DocNow / diffengine

track changes to the news, where news is anything with an RSS feed
MIT License
177 stars 30 forks source link

Configurable tweet text #74

Closed nahuelhds closed 4 years ago

nahuelhds commented 4 years ago

Now, the tweets can differentiate what changed between both versions: the URL, the title and/or the summary.

For accomplish that, a new config is added

lang:
  change_in: "Change in"
  the_url: "the URL"
  the_title: "the title"
  and: "and"
  the_summary: "the summary"

Only if all the keys are defined in the lang dict inside the config.yaml then the tweet will include what's changed followed by the diff.url. The following are examples for the texts -in spanish with the old url, this PR will includes the new diff url-

Also applies for URL changes, but I didn't see any event in real life yet.

nahuelhds commented 4 years ago

@edsu this is ready to be reviewed/merged.

edsu commented 4 years ago

Sorry for the delay on this @nahuelhds -- this all looks good but I was wondering if by the_summary you actually mean the content of the page?

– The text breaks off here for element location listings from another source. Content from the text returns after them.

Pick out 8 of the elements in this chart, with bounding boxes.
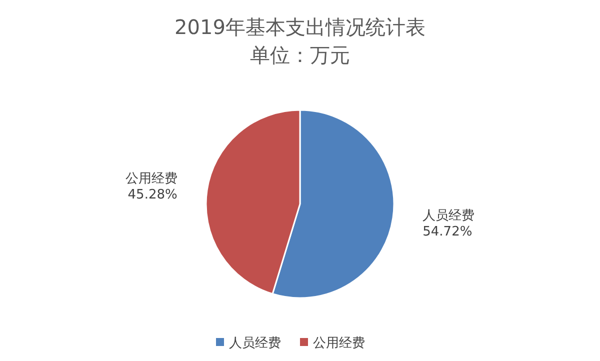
data-label: 54.72% [422, 224, 472, 240]
legend-label: 公用经费 [313, 336, 365, 351]
legend-label: 人员经费 [229, 336, 281, 351]
chart-title: 2019年基本支出情况统计表 [174, 15, 426, 39]
slice-label: 人员经费 [422, 208, 475, 224]
chart-subtitle: 单位：万元 [250, 43, 350, 67]
slice-label: 公用经费 [125, 172, 178, 187]
data-label: 45.28% [128, 188, 178, 203]
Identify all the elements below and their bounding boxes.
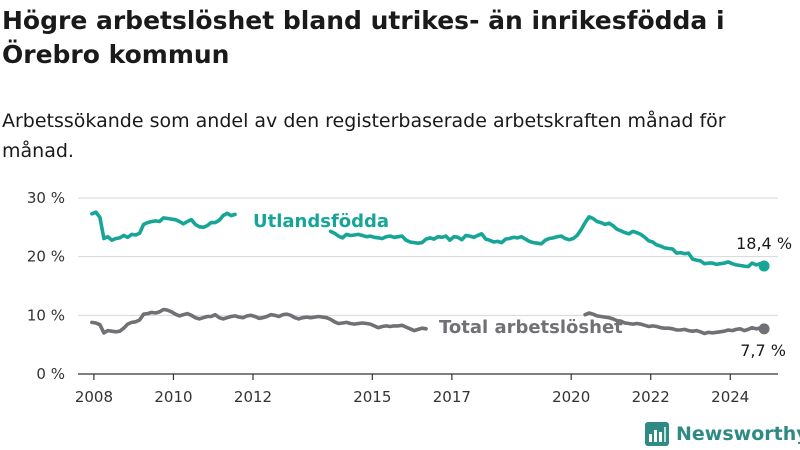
x-tick-label: 2015 (353, 388, 391, 406)
x-tick-label: 2017 (433, 388, 471, 406)
y-tick-label: 10 % (27, 306, 65, 324)
x-tick-label: 2024 (711, 388, 749, 406)
x-axis: 2008 2010 2012 2015 2017 2020 2022 2024 (75, 373, 778, 406)
end-label-total: 7,7 % (740, 341, 786, 360)
y-tick-label: 20 % (27, 248, 65, 266)
x-tick-label: 2012 (234, 388, 272, 406)
y-axis: 0 % 10 % 20 % 30 % (27, 189, 65, 383)
brand-name: Newsworthy (676, 423, 800, 445)
x-tick-label: 2010 (154, 388, 192, 406)
series-label-utlandsfodda: Utlandsfödda (253, 211, 389, 232)
x-tick-label: 2022 (632, 388, 670, 406)
gridlines (78, 197, 778, 316)
end-label-utlandsfodda: 18,4 % (736, 234, 792, 253)
chart-subtitle: Arbetssökande som andel av den registerb… (2, 110, 726, 162)
y-tick-label: 0 % (36, 365, 65, 383)
series-labels: Utlandsfödda Total arbetslöshet 18,4 % 7,7 … (253, 211, 792, 360)
y-tick-label: 30 % (27, 189, 65, 207)
brand-logo: Newsworthy (645, 420, 800, 448)
x-tick-label: 2020 (552, 388, 590, 406)
x-tick-label: 2008 (75, 388, 113, 406)
series-label-total: Total arbetslöshet (439, 317, 623, 338)
total-endpoint (758, 323, 770, 335)
series-lines (90, 210, 770, 336)
total-line (90, 307, 766, 336)
chart-title: Högre arbetslöshet bland utrikes- än inr… (2, 6, 725, 69)
utlandsfodda-endpoint (758, 260, 770, 272)
bar-chart-logo-icon (645, 422, 669, 446)
utlandsfodda-line (90, 210, 766, 269)
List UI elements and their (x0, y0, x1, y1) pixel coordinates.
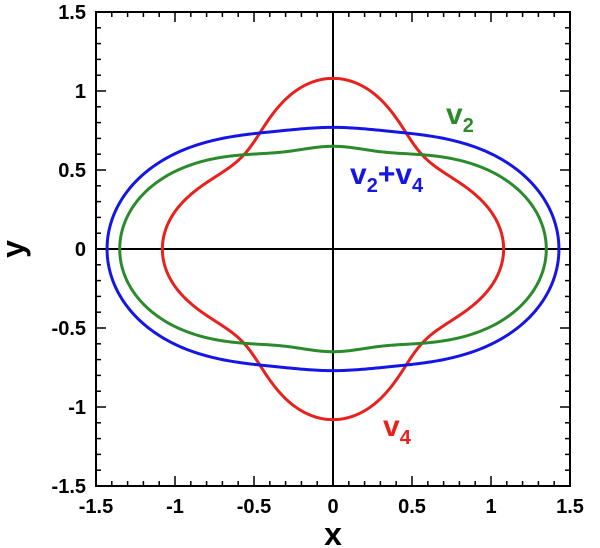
series-label-v2-plus-v4: v2+v4 (350, 158, 424, 197)
y-tick-label: -1 (68, 397, 86, 419)
y-tick-label: 0 (75, 239, 86, 261)
series-curve-v4 (160, 76, 506, 422)
curves (105, 76, 561, 422)
x-tick-label: 1 (485, 496, 496, 518)
x-tick-label: 1.5 (556, 496, 584, 518)
series-label-v2: v2 (446, 98, 474, 137)
zero-lines (96, 12, 570, 486)
x-tick-label: 0 (327, 496, 338, 518)
x-tick-label: -1 (166, 496, 184, 518)
x-tick-label: -1.5 (79, 496, 113, 518)
x-tick-label: 0.5 (398, 496, 426, 518)
series-label-v4: v4 (383, 410, 412, 449)
y-tick-label: 1 (75, 81, 86, 103)
series-curve-v2-plus-v4 (105, 125, 561, 373)
y-tick-label: -0.5 (52, 318, 86, 340)
x-tick-label: -0.5 (237, 496, 271, 518)
y-tick-label: 1.5 (58, 2, 86, 24)
y-tick-label: -1.5 (52, 476, 86, 498)
y-tick-label: 0.5 (58, 160, 86, 182)
tick-labels: -1.5 -1 -0.5 0 0.5 1 1.5 -1.5 -1 -0.5 0 0.5 1 1.5 (52, 2, 584, 518)
y-axis-title: y (0, 240, 31, 258)
x-axis-title: x (324, 516, 342, 548)
series-curve-v2 (118, 144, 548, 354)
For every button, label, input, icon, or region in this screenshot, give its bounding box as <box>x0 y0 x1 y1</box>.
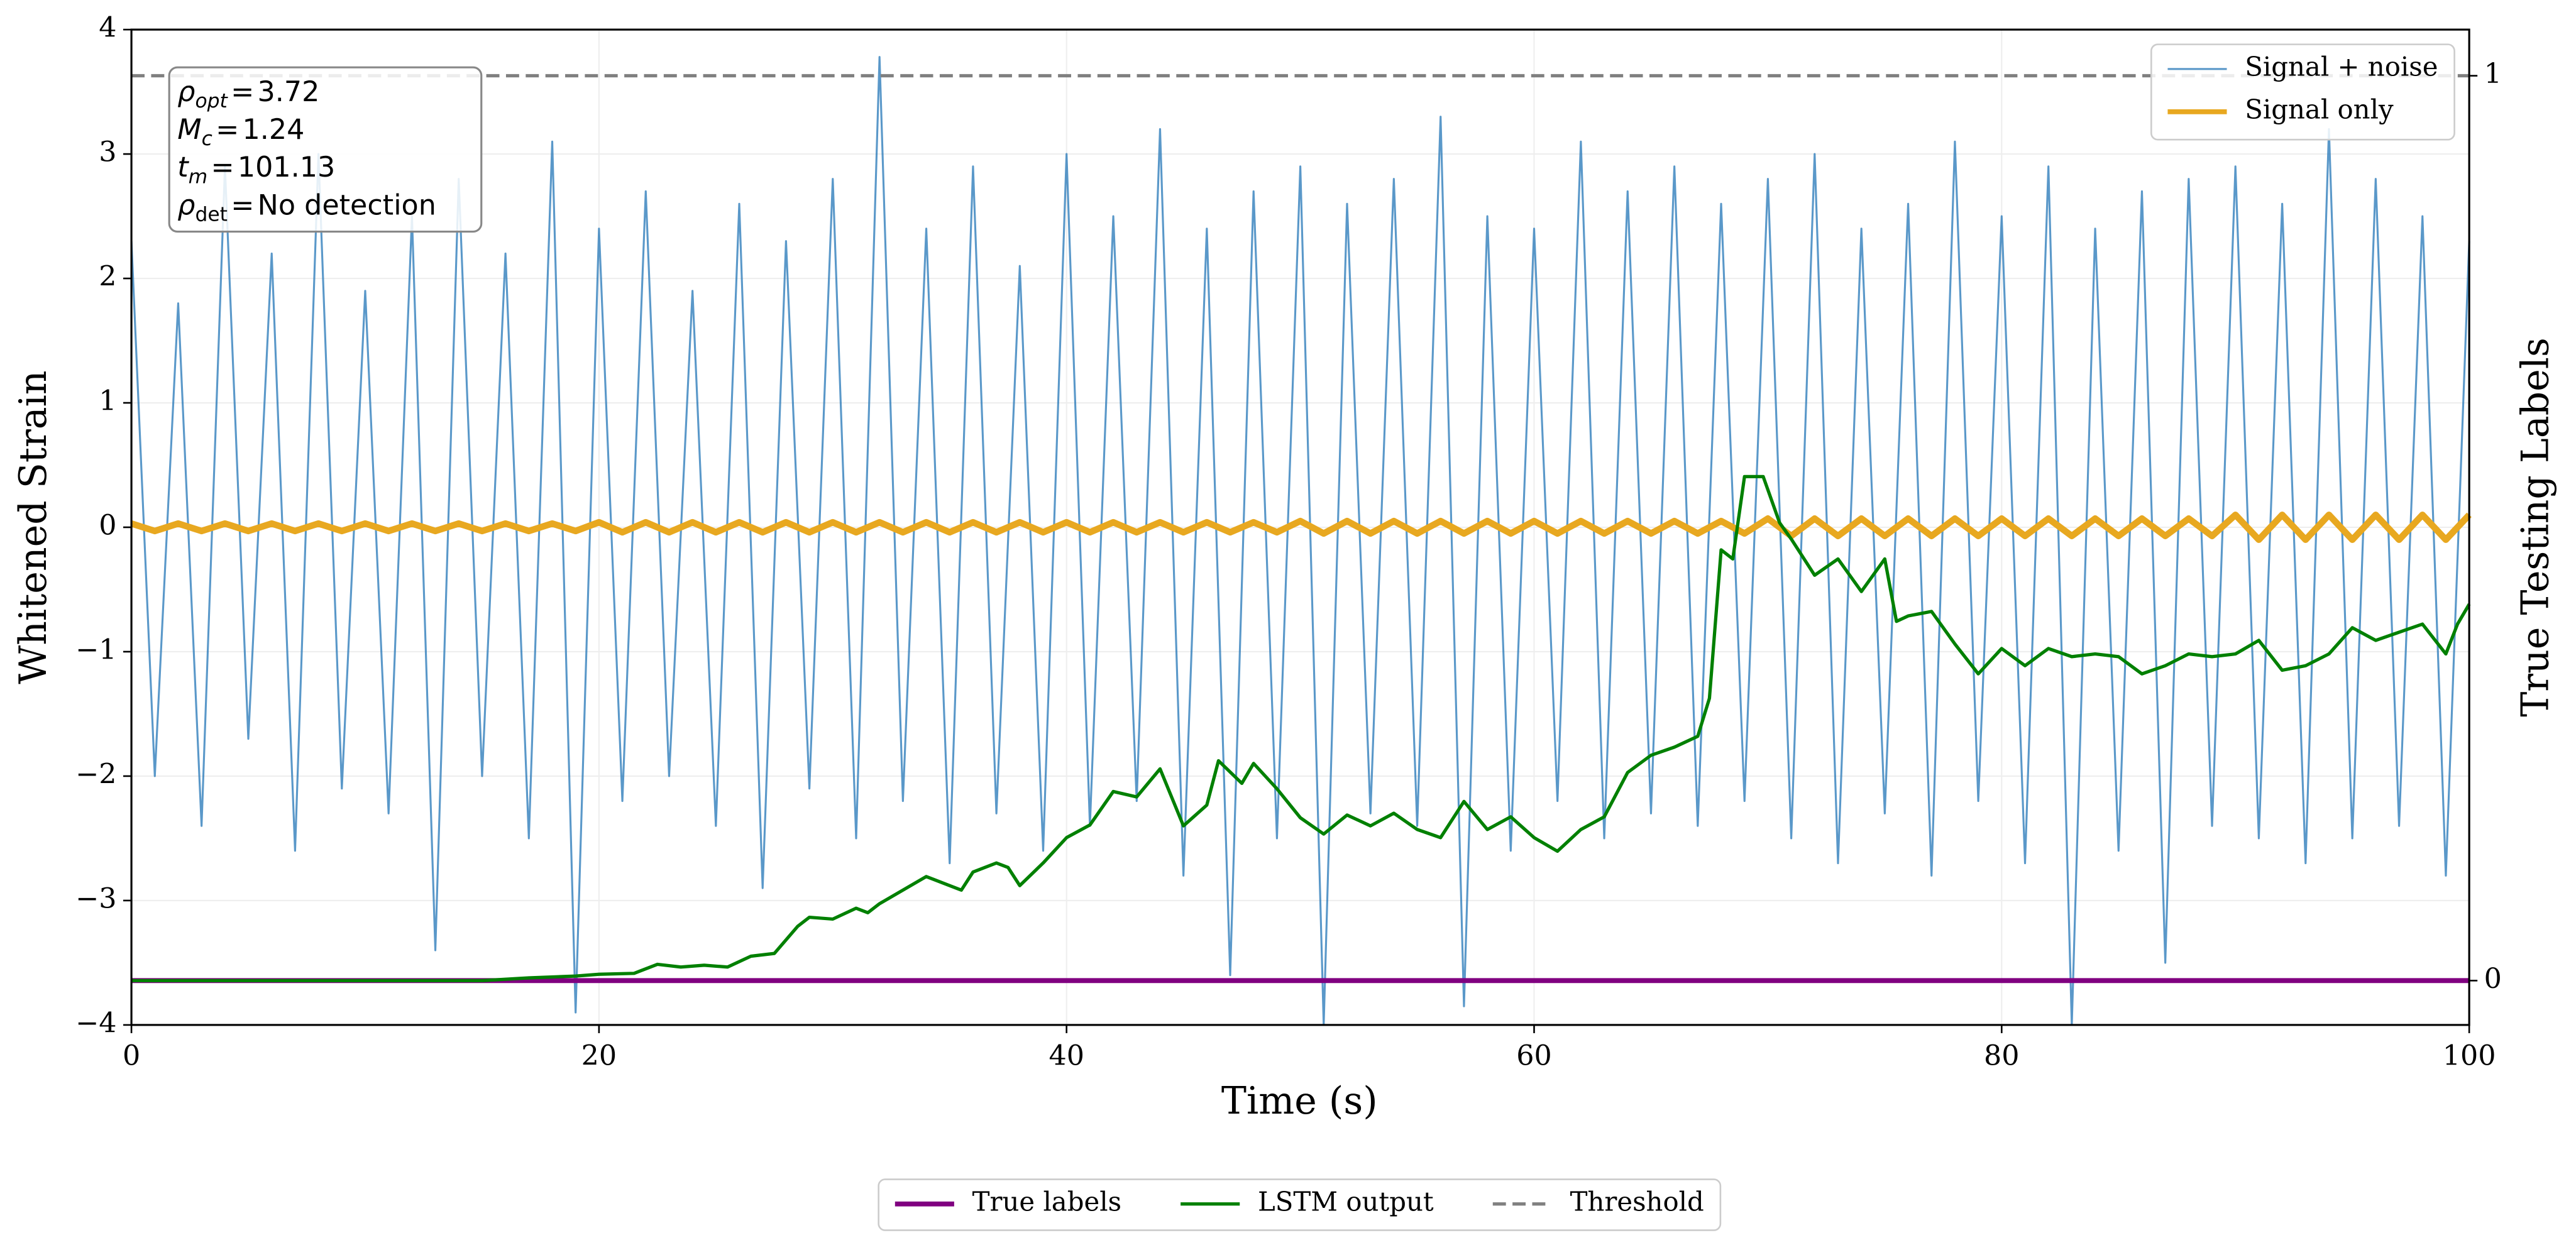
x-axis-label: Time (s) <box>1221 1079 1378 1123</box>
y-tick-label: 2 <box>99 261 116 293</box>
legend-box <box>2150 43 2455 141</box>
x-tick-label: 40 <box>1049 1040 1084 1072</box>
annotation-value: No detection <box>258 189 436 221</box>
series-line <box>131 474 2471 982</box>
annotation-symbol: ρ <box>177 189 195 221</box>
x-tick-label: 100 <box>2443 1040 2496 1072</box>
annotation-subscript: opt <box>195 90 228 112</box>
annotation-symbol: t <box>177 151 189 184</box>
annotation-value: 3.72 <box>258 76 320 108</box>
annotation-symbol: ρ <box>177 76 195 108</box>
annotation-value: 101.13 <box>238 151 335 184</box>
legend: True labels LSTM output Threshold <box>878 1178 1722 1231</box>
y-tick-label: 0 <box>99 509 116 541</box>
annotation-relation: = <box>211 151 234 184</box>
legend: Signal + noise Signal only <box>2150 43 2455 141</box>
annotation-symbol: M <box>177 114 201 146</box>
x-tick-label: 0 <box>123 1040 140 1072</box>
y-tick-label: −1 <box>75 633 116 666</box>
legend-label: True labels <box>972 1186 1121 1217</box>
y-tick-label: 3 <box>99 136 116 168</box>
y-tick-label: 4 <box>99 12 116 44</box>
y2-tick-label: 0 <box>2484 963 2502 995</box>
annotation: ρopt = 3.72 <box>177 76 319 112</box>
annotation-value: 1.24 <box>243 114 305 146</box>
annotation-subscript: c <box>202 128 212 150</box>
annotation: ρdet = No detection <box>177 189 436 226</box>
legends: Signal + noise Signal only True labels LSTM… <box>878 43 2455 1231</box>
x-tick-label: 60 <box>1516 1040 1552 1072</box>
x-tick-label: 80 <box>1984 1040 2020 1072</box>
series-line <box>130 511 2472 544</box>
legend-label: Threshold <box>1570 1186 1704 1217</box>
legend-label: Signal only <box>2245 94 2394 124</box>
y2-tick-label: 1 <box>2484 58 2502 90</box>
annotation: Mc = 1.24 <box>177 114 304 150</box>
annotation-relation: = <box>231 76 254 108</box>
plot-area <box>130 56 2472 1026</box>
y-tick-label: −3 <box>75 882 116 914</box>
y-axis-label: Whitened Strain <box>11 370 55 684</box>
annotation-subscript: m <box>189 165 208 188</box>
legend-box <box>878 1178 1722 1231</box>
annotation-box <box>168 66 483 233</box>
series-line <box>130 56 2470 1026</box>
y-tick-label: 1 <box>99 385 116 417</box>
legend-label: LSTM output <box>1258 1186 1434 1217</box>
annotation-relation: = <box>231 189 254 221</box>
annotation-subscript: det <box>195 203 228 226</box>
legend-label: Signal + noise <box>2245 51 2438 82</box>
x-tick-label: 20 <box>581 1040 617 1072</box>
y-tick-label: −4 <box>75 1007 116 1039</box>
y-tick-label: −2 <box>75 758 116 790</box>
y2-axis-label: True Testing Labels <box>2513 337 2557 717</box>
annotation-relation: = <box>216 114 239 146</box>
annotation: tm = 101.13 <box>177 151 335 188</box>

Also I'm not quite sure how we would track changes to the URL since right now there is only one URL per set of diffs. All the EntryVersions belong to an Entry, that has one URL.

nahuelhds commented 4 years ago

I assumed that the diff was done over the content given by the RSS feed. I think it's not all the content inside the RSS, right? If that's not the case, then maybe it actually is the content and not just the summary of it.

You know better than me here. Otherwise, I should check in deep later!

edsu commented 4 years ago

It is understandable that there is confusion about summary because the EntryVersion class uses a property named summary. The value of summary is actually not the text from the RSS feed, but text from the page itself, after the boilerplate of the page has been removed with Readability and had extraneous HTML removed with bleach. You can see the process here https://github.com/DocNow/diffengine/blob/master/diffengine/__init__.py#L166-L170

All that being said, maybe it's best to stick with summary since that is what Readability calls it, and its what is in the model. But I think the default string value should be "the page"?

nahuelhds commented 4 years ago

Nice. I'll create an issue for that one!